Hilbert Polya conjecture
Hilbert and Polya speculated that values of t such that 1/2 + it is a zero of the zeta function might be the eigenvalues of a Hermitian operator, and that this would be a way of proving the Riemann hypothesis. At the time, there was little basis for such speculation. However Selberg in the early 1950s proved a duality between the length spectrum of a Riemann surface and the eigenvalues of its Laplacian. This so-called Selberg trace formula bore a striking resemblance to the explicit formulae, which gave credence to the speculation of Hilbert and Polya.
Hugh Montgomery investigated and found that the statistical distribution of the zeros on the critical line has a certain property. The zeros tend not to be too closely together, but to repel. Visiting at the Institute for Advanced Study in 1972, he showed this result to Freeman Dyson, one of the founders of the theory of random matrices, which is of importance in physics due to the fact that the eigenstates of a Hamiltonian, for example the energy levels of an atomic nucleus, satisfy such statistics.

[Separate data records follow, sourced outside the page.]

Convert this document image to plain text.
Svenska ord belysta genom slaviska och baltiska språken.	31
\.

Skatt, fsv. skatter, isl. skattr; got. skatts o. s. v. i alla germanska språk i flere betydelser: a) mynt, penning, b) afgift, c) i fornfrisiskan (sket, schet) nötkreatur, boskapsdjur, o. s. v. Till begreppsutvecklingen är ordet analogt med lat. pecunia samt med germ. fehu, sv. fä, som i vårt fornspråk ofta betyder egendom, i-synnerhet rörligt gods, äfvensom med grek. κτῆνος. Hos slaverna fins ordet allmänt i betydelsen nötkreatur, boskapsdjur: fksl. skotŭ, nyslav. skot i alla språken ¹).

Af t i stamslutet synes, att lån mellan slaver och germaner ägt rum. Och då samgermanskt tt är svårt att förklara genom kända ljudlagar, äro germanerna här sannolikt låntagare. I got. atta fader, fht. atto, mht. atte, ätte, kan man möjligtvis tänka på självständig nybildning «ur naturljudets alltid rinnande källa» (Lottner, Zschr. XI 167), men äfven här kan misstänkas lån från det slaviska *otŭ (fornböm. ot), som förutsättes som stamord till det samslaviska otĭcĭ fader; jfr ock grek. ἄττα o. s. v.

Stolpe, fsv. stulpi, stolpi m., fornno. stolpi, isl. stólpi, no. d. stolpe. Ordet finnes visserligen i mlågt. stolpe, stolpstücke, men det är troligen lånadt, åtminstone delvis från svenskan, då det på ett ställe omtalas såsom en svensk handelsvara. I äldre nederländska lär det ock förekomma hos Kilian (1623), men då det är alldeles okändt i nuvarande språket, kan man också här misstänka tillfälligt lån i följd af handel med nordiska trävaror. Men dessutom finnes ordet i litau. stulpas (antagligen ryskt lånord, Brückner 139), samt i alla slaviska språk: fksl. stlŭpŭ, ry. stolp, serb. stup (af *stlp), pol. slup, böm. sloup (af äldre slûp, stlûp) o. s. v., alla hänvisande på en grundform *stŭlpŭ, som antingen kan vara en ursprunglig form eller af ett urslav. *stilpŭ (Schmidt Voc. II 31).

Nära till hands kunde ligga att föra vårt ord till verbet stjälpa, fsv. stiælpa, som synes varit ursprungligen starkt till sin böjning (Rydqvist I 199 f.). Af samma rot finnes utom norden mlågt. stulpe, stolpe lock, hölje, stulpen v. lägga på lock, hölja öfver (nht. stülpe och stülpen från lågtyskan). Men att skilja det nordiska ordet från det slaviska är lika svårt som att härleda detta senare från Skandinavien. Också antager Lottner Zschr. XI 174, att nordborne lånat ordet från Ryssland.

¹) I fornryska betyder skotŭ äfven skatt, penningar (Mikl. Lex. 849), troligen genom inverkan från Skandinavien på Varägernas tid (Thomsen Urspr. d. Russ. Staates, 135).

Dyson saw that the statistical distribution found by Montgomery was exactly the same as the pair correlation distribution for the eigenvalues of a random Hermitian matrix. Subsequent work has strongly born out this discovery, and the distribution of the zeros of the Riemann zeta function is now believed to satisfy the same statistics as the eigenvalues of a random Hermitian matrix, the statistics of the so-called Gaussian Unitary Ensemble. Thus the conjecture of Polya and Hilbert now has a more solid basis, though it has not yet led to a proof of the Riemann hypothesis.